8 – Gare à la colère !

Le premier stage de tissage organisé par Athéna venait de finir, et la petite déesse avait bien envie d’en mesurer les résultats. Elle voulait savoir si les jeunes filles qu’elle avait formées enseignaient à leur tour à d’autres, ainsi qu’elles l’avaient promis.

Pour son enquête, mieux valait qu’on ne la reconnaisse pas. Elle rétrécit jusqu’à la taille d’une mortelle et prit l’aspect d’une vieille dame. Puis elle entra dans le village et interrogea la première femme qu’elle rencontra :

— J’ai pour mission d’enseigner le tissage aux jeunes filles. A-t-on besoin de moi, ici ?

— Ah non, répondit la femme, nous avons au village la meilleure tisseuse du monde. Elle se nomme Arachné.

Arachné ? C’était une de ses élèves !

Heureuse de cette nouvelle, la déesse demanda où cette jeune fille habitait, et on lui indiqua une jolie maison en retrait de la route.

De magnifiques tissages étaient exposés à l’entrée !

Tandis qu’Athéna les examinait, Arachné sortit de chez elle.

— Tu admires mon travail, vieille femme ? Tu n’as sans doute rien vu d’aussi beau de toute ta longue vie !

— J’avoue que ton art est stupéfiant, répondit la déesse. Tu as dû l’apprendre d’Athéna elle-même.

Elle allait se dévoiler pour lui faire la surprise, quand Arachné s’exclama :

— Athéna ? Sûrement pas ! Je n’ai pas à recevoir de leçons de cette gamine, ce serait plutôt à moi de lui en donner !

La jeune déesse en fut choquée :

— Oh là… Un peu de modestie ! Si tu as eu la chance de recevoir l’enseignement d’Athéna, il faut le reconnaître.

— Je sais quand même ce que je dis, vieille folle ! Pour qui te prends-tu ? répliqua la jeune fille.

Alors là, c’était trop ! Athéna était patiente, mais…

Mais non, pas tant que ça. Elle ôta ses voiles et passa sa main sur son visage pour en effacer les rides et l’enduire de cette ambroisie des dieux qui rendait le teint éclatant.

Puis elle grandit et apparut dans toute sa splendeur.

La première stupeur passée, Arachné protesta d’un ton désagréable :

— Je voulais dire que je suis devenue meilleure que toi, et ça, c’est à moi seule que je le dois.

— Eh bien, nous allons voir ! grinça la déesse. Je te lance un défi. Que chacune tisse une toile !

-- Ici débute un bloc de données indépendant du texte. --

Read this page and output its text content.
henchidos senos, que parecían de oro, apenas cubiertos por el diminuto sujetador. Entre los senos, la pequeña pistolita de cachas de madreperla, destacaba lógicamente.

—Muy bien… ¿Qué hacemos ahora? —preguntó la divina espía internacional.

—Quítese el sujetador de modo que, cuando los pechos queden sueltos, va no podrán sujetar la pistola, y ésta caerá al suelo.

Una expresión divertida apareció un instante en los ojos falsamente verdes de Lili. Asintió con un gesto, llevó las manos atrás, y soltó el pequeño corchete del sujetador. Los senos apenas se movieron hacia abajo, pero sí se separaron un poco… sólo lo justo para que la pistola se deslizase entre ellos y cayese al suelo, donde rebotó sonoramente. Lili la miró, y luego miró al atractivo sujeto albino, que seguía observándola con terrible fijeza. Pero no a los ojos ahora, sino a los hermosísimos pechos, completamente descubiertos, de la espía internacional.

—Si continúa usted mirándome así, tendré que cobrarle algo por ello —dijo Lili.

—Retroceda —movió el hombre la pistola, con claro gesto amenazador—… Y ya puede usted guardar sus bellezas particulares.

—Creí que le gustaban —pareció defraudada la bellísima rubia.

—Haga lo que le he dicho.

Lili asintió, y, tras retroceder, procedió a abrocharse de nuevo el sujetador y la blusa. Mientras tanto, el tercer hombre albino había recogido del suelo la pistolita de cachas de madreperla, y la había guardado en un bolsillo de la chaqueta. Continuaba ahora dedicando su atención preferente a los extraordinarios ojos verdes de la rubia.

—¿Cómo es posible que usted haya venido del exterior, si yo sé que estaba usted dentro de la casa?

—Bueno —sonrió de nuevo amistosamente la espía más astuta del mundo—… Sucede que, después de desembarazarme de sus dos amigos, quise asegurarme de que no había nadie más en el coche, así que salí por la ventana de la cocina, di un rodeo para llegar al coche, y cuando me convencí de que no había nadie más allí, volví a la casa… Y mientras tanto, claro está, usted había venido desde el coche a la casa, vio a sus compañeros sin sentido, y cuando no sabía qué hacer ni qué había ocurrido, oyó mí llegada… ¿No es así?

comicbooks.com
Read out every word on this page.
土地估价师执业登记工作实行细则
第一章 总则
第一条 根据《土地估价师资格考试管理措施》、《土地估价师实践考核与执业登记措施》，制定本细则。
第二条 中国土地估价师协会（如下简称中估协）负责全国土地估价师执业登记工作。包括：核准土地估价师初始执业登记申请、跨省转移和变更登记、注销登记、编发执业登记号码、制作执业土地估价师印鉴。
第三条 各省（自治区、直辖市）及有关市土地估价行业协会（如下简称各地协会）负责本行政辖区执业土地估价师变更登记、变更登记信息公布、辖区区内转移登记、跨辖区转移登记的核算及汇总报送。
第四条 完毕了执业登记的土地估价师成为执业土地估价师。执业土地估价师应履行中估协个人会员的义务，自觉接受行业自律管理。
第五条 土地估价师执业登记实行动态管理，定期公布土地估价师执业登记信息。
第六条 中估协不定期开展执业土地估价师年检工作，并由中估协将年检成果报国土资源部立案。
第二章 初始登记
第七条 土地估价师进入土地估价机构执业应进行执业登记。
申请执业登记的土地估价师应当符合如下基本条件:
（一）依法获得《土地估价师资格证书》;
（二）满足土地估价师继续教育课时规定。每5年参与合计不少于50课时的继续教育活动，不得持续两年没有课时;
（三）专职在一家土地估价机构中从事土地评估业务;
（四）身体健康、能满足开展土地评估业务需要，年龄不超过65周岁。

Aussitôt, elles se mirent au travail sur deux métiers à tisser. Athéna représenta les douze dieux de l’Olympe siégeant en majesté dans la salle du trône ; et dans chaque coin, pour se moquer d’Arachné, elle broda les terribles mésaventures de mortels qui avaient osé défier les dieux.

Puis elle vint voir le travail d’Arachné.

Son tissage était très beau aussi ! Seulement, la tisseuse avait représenté… Zeus trompant son épouse avec ses nombreuses maîtresses et se déguisant pour attirer les femmes qui lui résistaient. On le voyait par exemple se métamorphoser en taureau pour enlever Europe, la fille du roi de Tyr.

Furieuse, Athéna saisit sa lance et détruisit l’ouvrage d’Arachné avec une telle rage qu’elle en cassa l’arme. Puis elle frappa la jeune fille avec la navette qui lui avait servi à tisser.

Effrayée, Arachné s’enfuit.

 

La colère d’Athéna se calma peu à peu, et elle se dit qu’elle était allée un peu loin, même si Arachné avait bien mérité une punition. Elle sortit à son tour…

Par tous les dieux ! Arachné s’était pendue à une branche !

Elle était morte !

Athéna revit alors en pensée le visage de son frère Arès… Elle ne voulait pas devenir comme lui ! Elle fut saisie par la honte : c’était quand même aux dieux de se montrer plus raisonnables que les mortels !

Ne sachant plus comment se rattraper, elle resta un moment pétrifiée.

Hélas, même une déesse de l’Olympe n’avait pas le pouvoir de rendre la vie à un mortel. Alors, pleurant sur sa bêtise, elle tranforma la corde à laquelle la jeune fille s’était pendue en fil de soie, et la tisseuse… en araignée. Elle lui sourit avec tristesse :

— Tu continueras désormais à tisser les plus belles et les plus solides des toiles, Arachné.

Puis elle regarda sa lance brisée et, dégoûtée, la jeta au loin.